- The Washington Times - Thursday, September 28, 2017

Chris Wray was formally installed as the head of the FBI during a ceremony Thursday at the bureau’s headquarters in Washington, D.C.

Attorney General Jeff Sessions spoke highly of Mr. Wray at the event, calling him a model of integrity and noting that he has “no hidden agendas.” He also had a few words of advice for the new director.

“In the days to come, Chris, there will be many controversies. There seem to be a lot of them these days,” Mr. Sessions said. “It is the nature of the job.”

Two people who would likely serve as a reminder of current controversies, former FBI directors James Comey and Robert Mueller, were not in attendance at Thursday’s event.

Mr.

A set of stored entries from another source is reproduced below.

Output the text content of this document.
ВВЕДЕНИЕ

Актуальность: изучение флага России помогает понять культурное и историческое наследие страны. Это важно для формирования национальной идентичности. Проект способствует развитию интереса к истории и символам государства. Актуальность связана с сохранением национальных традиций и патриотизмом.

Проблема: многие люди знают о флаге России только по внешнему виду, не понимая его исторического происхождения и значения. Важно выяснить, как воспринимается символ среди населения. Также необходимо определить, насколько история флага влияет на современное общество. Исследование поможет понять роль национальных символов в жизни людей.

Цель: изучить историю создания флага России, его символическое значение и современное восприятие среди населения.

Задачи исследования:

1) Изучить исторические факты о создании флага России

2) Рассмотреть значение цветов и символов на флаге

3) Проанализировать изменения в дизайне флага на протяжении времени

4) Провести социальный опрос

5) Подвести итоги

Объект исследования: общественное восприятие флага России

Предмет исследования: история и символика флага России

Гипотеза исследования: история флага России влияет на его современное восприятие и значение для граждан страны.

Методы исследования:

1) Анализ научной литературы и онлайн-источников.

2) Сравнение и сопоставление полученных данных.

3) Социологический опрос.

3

Comey was fired from the job earlier this year by President Trump. Mr. Mueller is leading the special counsel investigation into Russian interference with the 2016 presidential election and any possible collision with members of the Trump campaign. The scope of his investigation also includes the circumstances that led to Mr. Comey’s dismissal.

Former FBI directors typically attend such ceremonies. But Andrew McCabe, who served as acting director after Mr. Comey was fired, and former director William Webster, who was appointed by President Jimmy Carter to lead the bureau, were the only former heads of the FBI who attended.

Hundreds of FBI employees gathered in the courtyard in the center of headquarters to watch the event.

Mr. Wray, who previously led the Justice Department’s criminal division, told employees that he was excited to be back at the bureau.

“My wife and kids may already have gotten tired of me saying this, but I have to say I get up every morning fired up to come to work, fired up to be part of this extraordinary group, and fired up to see what we can do next,” Mr. Wray said.
He remarked on the challenges the bureau faces, including evolving terrorist threats and the challenge of keeping up with the evolution of technology used by criminals.

“We know we are going to have to up our game,” he said.

But Mr. Wray said the changes the FBI will undergo in years to come should not change its core mission.

“Some things cannot and will not change. Our mission is simple but profound - to protect the American people and uphold the Constitution.” Mr. Wray said. “That mission hasn’t changed and it won’t change — not as long as I have anything to say about it. We’re going to abide by the rule of law and our core values. We’re going to follow the facts independently, no matter where they lead and no matter who likes it. And we will always, always seek justice.”